[LeetCode] Restore IP Address

Problem Statement (link):

Given a string containing only digits, restore it by returning all possible valid IP address combinations.
For example:
Given "25525511135",
return ["255.255.11.135", "255.255.111.35"]. (Order does not matter)

Analysis:
There's no specific algorithm used in this problem. I loop through all the possible positions to add dots.

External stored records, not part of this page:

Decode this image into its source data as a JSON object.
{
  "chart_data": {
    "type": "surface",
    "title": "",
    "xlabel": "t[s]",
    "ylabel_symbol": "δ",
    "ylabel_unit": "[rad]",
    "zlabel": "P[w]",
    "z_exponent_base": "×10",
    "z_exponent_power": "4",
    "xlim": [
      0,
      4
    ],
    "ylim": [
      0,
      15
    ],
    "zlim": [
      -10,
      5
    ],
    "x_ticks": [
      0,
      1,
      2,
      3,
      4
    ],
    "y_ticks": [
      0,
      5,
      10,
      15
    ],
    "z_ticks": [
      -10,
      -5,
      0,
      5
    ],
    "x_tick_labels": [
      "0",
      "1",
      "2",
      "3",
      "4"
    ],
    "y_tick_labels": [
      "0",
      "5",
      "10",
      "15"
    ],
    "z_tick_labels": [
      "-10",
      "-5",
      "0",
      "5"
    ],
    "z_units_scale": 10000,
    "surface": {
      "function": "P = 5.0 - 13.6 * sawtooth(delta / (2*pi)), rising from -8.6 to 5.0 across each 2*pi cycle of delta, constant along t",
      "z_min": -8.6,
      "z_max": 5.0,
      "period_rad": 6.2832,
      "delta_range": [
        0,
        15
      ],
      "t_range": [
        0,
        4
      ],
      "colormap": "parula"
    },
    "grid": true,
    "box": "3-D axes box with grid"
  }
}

A value IP address is defined such that each three-digits segment is valued between 0 and 255, inclusive. A corner case is that each segment should begin with non-zero digits, i.e., xx.013.xxx.xxx is not a valid segmentation as 013 is invalid.

Code:

class Solution {
public:
    vector<string> restoreIpAddresses(string s) {
        vector<string> out;
        if (s.size()<4 || s.size()>12) return out;
        // loop thru all possible positions for adding "."
        for (int i=0; i<s.size()-3; i++) {
            for (int j=i+1; j<s.size()-2; j++) {
                for (int k=j+1; k<s.size()-1; k++) {
                    int a=atoi(s.substr(0,i+1).c_str());
                    string t=to_string(a);
                    if (t!=s.substr(0,i+1)) continue; // to eliminate case where starts with 0

                    int b=atoi(s.substr(i+1,j-i).c_str());
                    t=to_string(b);
                    if (t!=s.substr(i+1,j-i)) continue;

                    int c=atoi(s.substr(j+1,k-j).c_str());
                    t=to_string(c);
                    if (t!=s.substr(j+1,k-j)) continue;

                    int d=atoi(s.substr(k+1,s.size()-k).c_str());
                    t=to_string(d);
                    if (t!=s.substr(k+1,s.size()-k)) continue;

                    if (a<=255 && b<=255 && c<=255 && d<=255)
                        out.push_back(s.substr(0,i+1)+"."+s.substr(i+1,j-i)+"."+s.substr(j+1,k-j)+"."+s.substr(k+1,s.size()-k));
                }
            }
        }
        return out;
    }
};